# Quick method to evaluate polynomials – Horner’s method

**This is a guest post by Nandeesh H.N. of Kolkata**

## How to find the value of a Polynomial Function?

Horner’s method is commonly used to find the roots of a polynomial function. However it can also be used to evaluate the polynomial function for a given value of x.

Suppose, we want to evaluate the polynomial

p(x) = 4x^5 – 3x^4 + 7x^3 + 6x^2 + 3x + 9 at x = 2.41.

The usual method of evaluation is to evaluate each product (such as 4*2.41^5 or 7*2.41^3) separately and then add. The drawback is that to evaluate any power of x, we go through all of the previous powers.

A slightly better method is to make a table of powers of 2.41 and put them in the given polynomial.

But Horner’s method is still more efficient. It results in fewer multiplications and additions and is faster and more precise when using float variables.

Ex: Compute p(x) = 4x^5 – 3x^4 + 7x^3 + 6x^2 + 3x + 9 at x = 2.41.

Start with the coefficient of highest power of x as the starting value of the required answer.

It is 4.

Multiply by x and add coefficient of next lower power of x.

Repeat this till all powers of x are exhausted.

4 * 2.41 – 3 = 6.640

6.640 * 2.41 + 7 = 23.002

23.002 * 2.41 + 6 = 61.436

61.436 * 2.41 + 3 = 151.060

151.060 * 2.41 + 9 = 373.055

So, the value of the polynomial is 373.055 at x=2.41.

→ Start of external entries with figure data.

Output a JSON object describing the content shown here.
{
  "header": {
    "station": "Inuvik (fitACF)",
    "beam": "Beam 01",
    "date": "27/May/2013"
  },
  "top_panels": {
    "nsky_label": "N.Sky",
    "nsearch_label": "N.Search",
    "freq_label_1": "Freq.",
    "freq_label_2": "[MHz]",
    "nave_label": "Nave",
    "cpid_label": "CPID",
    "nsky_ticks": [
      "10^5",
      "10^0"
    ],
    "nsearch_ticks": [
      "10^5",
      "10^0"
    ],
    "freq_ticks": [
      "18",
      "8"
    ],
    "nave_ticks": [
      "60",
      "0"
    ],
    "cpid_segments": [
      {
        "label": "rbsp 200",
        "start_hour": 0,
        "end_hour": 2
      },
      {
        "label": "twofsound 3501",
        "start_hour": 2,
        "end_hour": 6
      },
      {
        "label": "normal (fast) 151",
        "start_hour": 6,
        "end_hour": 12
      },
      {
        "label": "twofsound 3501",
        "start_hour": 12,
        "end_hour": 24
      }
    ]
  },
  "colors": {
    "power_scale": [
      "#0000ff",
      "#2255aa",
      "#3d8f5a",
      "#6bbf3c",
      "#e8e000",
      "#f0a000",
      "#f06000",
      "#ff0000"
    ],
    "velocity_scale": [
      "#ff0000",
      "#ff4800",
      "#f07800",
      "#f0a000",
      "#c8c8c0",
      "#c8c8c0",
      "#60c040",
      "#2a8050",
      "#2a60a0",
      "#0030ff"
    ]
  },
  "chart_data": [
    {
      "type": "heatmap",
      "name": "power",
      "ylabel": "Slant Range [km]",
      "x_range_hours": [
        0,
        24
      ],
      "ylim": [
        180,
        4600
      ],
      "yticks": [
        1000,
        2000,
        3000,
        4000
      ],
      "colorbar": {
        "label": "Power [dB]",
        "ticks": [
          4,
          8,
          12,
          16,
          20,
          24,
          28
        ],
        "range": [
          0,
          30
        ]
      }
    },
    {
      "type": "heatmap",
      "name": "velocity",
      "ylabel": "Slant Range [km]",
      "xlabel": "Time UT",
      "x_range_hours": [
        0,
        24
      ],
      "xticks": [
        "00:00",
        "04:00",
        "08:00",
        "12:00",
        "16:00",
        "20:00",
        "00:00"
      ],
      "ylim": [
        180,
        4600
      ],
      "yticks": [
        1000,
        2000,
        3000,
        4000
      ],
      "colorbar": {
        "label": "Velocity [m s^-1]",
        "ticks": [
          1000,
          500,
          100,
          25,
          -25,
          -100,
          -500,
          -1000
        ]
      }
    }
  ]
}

Imagine, evaluating the first to fifth powers of 2.41 and doing all those multiplications and additions. Is not the Horner’s method great?

Horner’s method is equivalent to rewriting the above polynomial as ((((4x-3)x+7)x+6)x+3)x+9 and evaluating.

A convenient method of using Horner’s method is to write the computations in the form of Horner’s table as given below for the above polynomial.

Polynomial p(x) = 4x^5 – 3x^4 + 7x^3 + 6x^2 + 3x + 9

2.41 | 4 | -3 | 7 | 6 | 3 | 9 | Coeff |

9.64 | 16.002 | 55.436 | 148.060 | 364.055 | x*coeff | ||

4 | 6.64 | 23.002 | 61.436 | 151.060 | 373.055 | total |

The first figure is of course the value of x for which polynomial is to be evaluated.

- The first line is of the coefficients of the polynomial.
- Write the first coefficient (4) as it is in the third line.
- Multiply 2.41 with 4 and write 9.64 under the second coefficient in the second line.
- Add -3 and 9.64 and write total 6.64 in the third line.
- Multiply 2.41 with 6.64 and write 16.002 in the second line under the third coefficient.
- Repeat the above process.

Under the last column we get the answer 373.055 as the value of the polynomial at x=2.41.

**This post is contributed by Nandeesh Nagarajaia. **He is a Chemical Engineer who did his B.Tech from NIT Suratkal. He is now in IT field as Assistant General Manager(Systems) in Hindustan Copper Limited. He love Maths and enjoy teaching Maths to his sons.

**On behalf of all the QuickerMaths.com users, I am highly grateful for his contribution. **

The earlier table looks awful.

2.41 4 -3 7 6 3 9 Coeff

9.64 16.002 55.436 148.060 364.055 x*coeff

4 6.64 23.002 61.436 151.060 373.055 total

A convenient method of using Horner’s method is to write the computations in the form of Horner’s table as given below for the above polynomial.

2.41 4 -3 7 6 3 9 Coeff

9.640 16.002 55.436 148.060 364.055 x*Coeff

4 6.640 23.002 61.436 151.060 373.055 Total

The first figure is of course the value of x for which polynomial is to be evaluated.

The first line is of the coefiicents of the polynomial.

Write the first coef (4) as it is in the third line.

Multiply 2.41 with 4 and write 9.64 under the second coef in the second line.

Add -3 and 9.64 and write total 6.64 in the third line.

Multiply 2.41 with 6.64 and write 16.002 in the second line under the third coef.

Repeat the above process.

Under the last column we get the answer 373.055.